Il faut le rappeler : un budget, un tableau de résultats, est toujours indissociable de son contexte. Un chiffre, en soi, ne veut rien dire. Aussi, le solde négatif de 21 milliards d'euros de la branche maladie ne provient pas d'une mauvaise gestion. Il s'explique essentiellement par la prise en compte des effets de la crise sanitaire et de l'inflation, qui sont des chocs exogènes que nous avons dû absorber pour protéger le système de santé. Ces 21 milliards d'euros supportés par la branche maladie, en plus de ses recettes, sont bien destinés à assurer la prise en charge des dépenses de santé et à garantir l'accès aux soins de tous les assurés.
Il faut aussi lire ce chiffre d'un point de vue chronologique. Après que la pandémie a fait plonger le solde négatif à 30,5 milliards d'euros en 2020, le résultat de la branche maladie en 2022 s'inscrit dans une trajectoire positive de retour à la normale progressif. À la suite de la première amélioration de 2021, ce solde était remonté à – 26,1 milliards d'euros, à savoir une résorption du solde négatif supérieure à 5 milliards d'euros en un an.
En considérant les comptes de 2022 dans leur ensemble et dans le temps, on s'aperçoit qu'ils répondent à un double impératif : celui de rechercher constamment l'équilibre dans la maîtrise de l'évolution des dépenses et en même temps d'améliorer l'état de santé de la population.
Par ailleurs, il faut noter l'augmentation de l'excédent de la branche accidents du travail et maladies professionnelles (AT-MP), qui passe à 1,7 milliard d'euros. Plus largement, au-delà des dépenses exceptionnelles de 2022, il faut souligner que la trajectoire de l'objectif national de dépenses d'assurance maladie (Ondam) se caractérise, depuis 2017, par une hausse constante de moyens alloués à la santé, laquelle est le reflet de l'ambition prioritaire que le Président de la République accorde à ce sujet.

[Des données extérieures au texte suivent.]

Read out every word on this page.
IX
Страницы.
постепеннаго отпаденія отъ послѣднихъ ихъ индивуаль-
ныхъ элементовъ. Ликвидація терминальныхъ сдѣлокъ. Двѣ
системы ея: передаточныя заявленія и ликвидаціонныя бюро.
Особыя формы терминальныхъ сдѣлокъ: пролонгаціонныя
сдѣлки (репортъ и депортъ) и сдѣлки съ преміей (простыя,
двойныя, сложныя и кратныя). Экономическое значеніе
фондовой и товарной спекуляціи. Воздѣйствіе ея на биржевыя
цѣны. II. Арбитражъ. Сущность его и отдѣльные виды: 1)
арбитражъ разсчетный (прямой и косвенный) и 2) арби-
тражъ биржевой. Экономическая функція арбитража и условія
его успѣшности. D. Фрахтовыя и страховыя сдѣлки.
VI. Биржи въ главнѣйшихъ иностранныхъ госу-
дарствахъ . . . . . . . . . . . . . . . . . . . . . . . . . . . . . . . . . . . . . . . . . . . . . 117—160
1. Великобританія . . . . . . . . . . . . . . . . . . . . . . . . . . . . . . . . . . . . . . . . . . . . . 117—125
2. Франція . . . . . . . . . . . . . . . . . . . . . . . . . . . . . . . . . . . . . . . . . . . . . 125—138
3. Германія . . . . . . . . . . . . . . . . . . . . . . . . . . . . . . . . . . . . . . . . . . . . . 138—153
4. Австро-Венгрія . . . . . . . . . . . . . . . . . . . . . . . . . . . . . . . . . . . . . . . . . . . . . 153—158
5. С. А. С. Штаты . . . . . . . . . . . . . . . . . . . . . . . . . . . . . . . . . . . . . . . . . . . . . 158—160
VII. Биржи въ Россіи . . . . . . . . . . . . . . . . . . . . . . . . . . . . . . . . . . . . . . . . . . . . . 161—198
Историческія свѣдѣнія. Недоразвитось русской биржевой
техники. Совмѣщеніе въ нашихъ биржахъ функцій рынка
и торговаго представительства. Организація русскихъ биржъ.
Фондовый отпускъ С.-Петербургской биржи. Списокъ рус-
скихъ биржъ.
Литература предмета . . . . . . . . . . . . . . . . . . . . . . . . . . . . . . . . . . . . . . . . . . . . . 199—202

Les fortes dépenses de ces dernières années ne sont pas uniquement consacrées à la gestion de crise mais aussi à l'investissement, qu'il s'agisse des infrastructures, en rénovant et en construisant des établissements de santé, ou des ressources humaines, par une hausse historique du point d'indice
Encore une fois, cela se fait dans une trajectoire positive mais responsable : en effet, en 2022, la situation financière des régimes de base de la sécurité sociale s'est améliorée, avec un déficit des régimes de base et du Fonds de solidarité vieillesse (FSV) de 19,6 milliards d'euros, soit une réduction de 4,6 milliards par rapport à 2021.

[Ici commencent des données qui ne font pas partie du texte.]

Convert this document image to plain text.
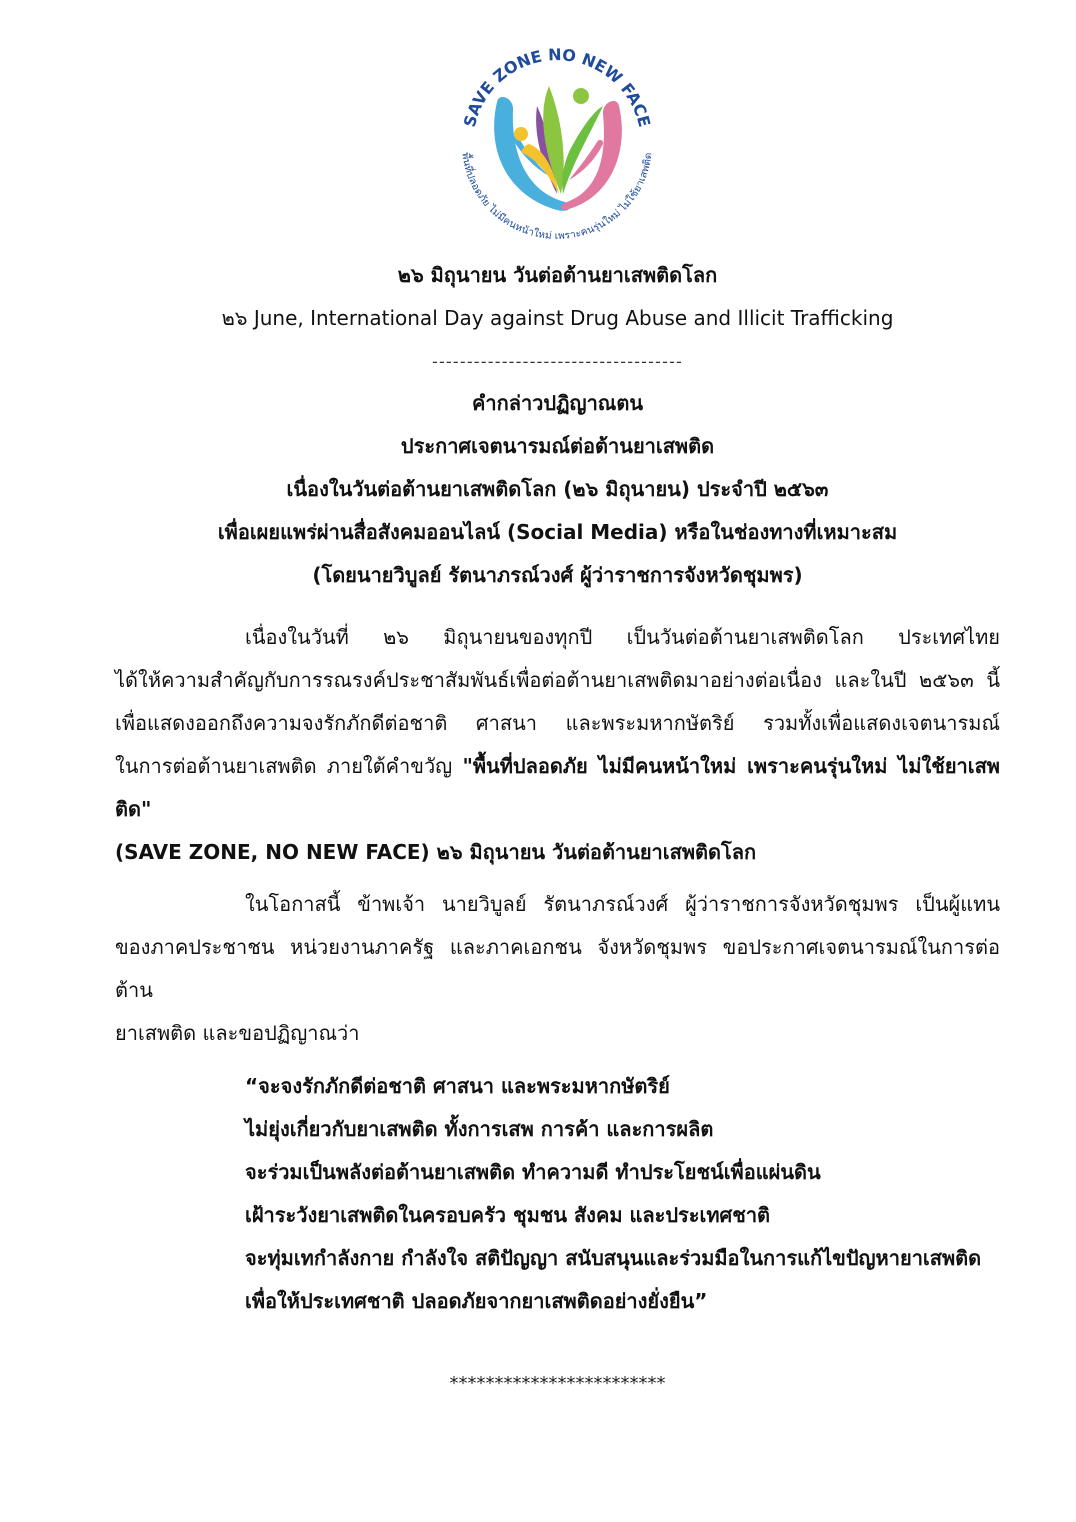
SAVE ZONE NO NEW FACE
พื้นที่ปลอดภัย ไม่มีคนหน้าใหม่ เพราะคนรุ่นใหม่ ไม่ใช้ยาเสพติด
๒๖ มิถุนายน วันต่อต้านยาเสพติดโลก
๒๖ June, International Day against Drug Abuse and Illicit Trafficking
------------------------------------
คำกล่าวปฏิญาณตน
ประกาศเจตนารมณ์ต่อต้านยาเสพติด
เนื่องในวันต่อต้านยาเสพติดโลก (๒๖ มิถุนายน) ประจำปี ๒๕๖๓
เพื่อเผยแพร่ผ่านสื่อสังคมออนไลน์ (Social Media) หรือในช่องทางที่เหมาะสม
(โดยนายวิบูลย์ รัตนาภรณ์วงศ์ ผู้ว่าราชการจังหวัดชุมพร)
เนื่องในวันที่ ๒๖ มิถุนายนของทุกปี เป็นวันต่อต้านยาเสพติดโลก ประเทศไทย
ได้ให้ความสำคัญกับการรณรงค์ประชาสัมพันธ์เพื่อต่อต้านยาเสพติดมาอย่างต่อเนื่อง และในปี ๒๕๖๓ นี้
เพื่อแสดงออกถึงความจงรักภักดีต่อชาติ ศาสนา และพระมหากษัตริย์ รวมทั้งเพื่อแสดงเจตนารมณ์
ในการต่อต้านยาเสพติด ภายใต้คำขวัญ "พื้นที่ปลอดภัย ไม่มีคนหน้าใหม่ เพราะคนรุ่นใหม่ ไม่ใช้ยาเสพติด"
(SAVE ZONE, NO NEW FACE) ๒๖ มิถุนายน วันต่อต้านยาเสพติดโลก
ในโอกาสนี้ ข้าพเจ้า นายวิบูลย์ รัตนาภรณ์วงศ์ ผู้ว่าราชการจังหวัดชุมพร เป็นผู้แทน
ของภาคประชาชน หน่วยงานภาครัฐ และภาคเอกชน จังหวัดชุมพร ขอประกาศเจตนารมณ์ในการต่อต้าน
ยาเสพติด และขอปฏิญาณว่า
“จะจงรักภักดีต่อชาติ ศาสนา และพระมหากษัตริย์
ไม่ยุ่งเกี่ยวกับยาเสพติด ทั้งการเสพ การค้า และการผลิต
จะร่วมเป็นพลังต่อต้านยาเสพติด ทำความดี ทำประโยชน์เพื่อแผ่นดิน
เฝ้าระวังยาเสพติดในครอบครัว ชุมชน สังคม และประเทศชาติ
จะทุ่มเทกำลังกาย กำลังใจ สติปัญญา สนับสนุนและร่วมมือในการแก้ไขปัญหายาเสพติด
เพื่อให้ประเทศชาติ ปลอดภัยจากยาเสพติดอย่างยั่งยืน”
************************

Mesdames et messieurs les députés, ce Placss, c'est le vôtre ! On doit sa création à Thomas Mesnier, qui en a pris l'initiative sous la législature précédente. Ce texte améliore l'information des représentants de la nation sur nos finances sociales, renforce l'appropriation parlementaire des lois de financement de la sécurité sociale et rationalise vos débats. Le Placss a été mis en place par vous et pour vous : aussi, je vous invite à voter ce texte, afin que vous puissiez vous saisir pleinement de ce nouvel instrument.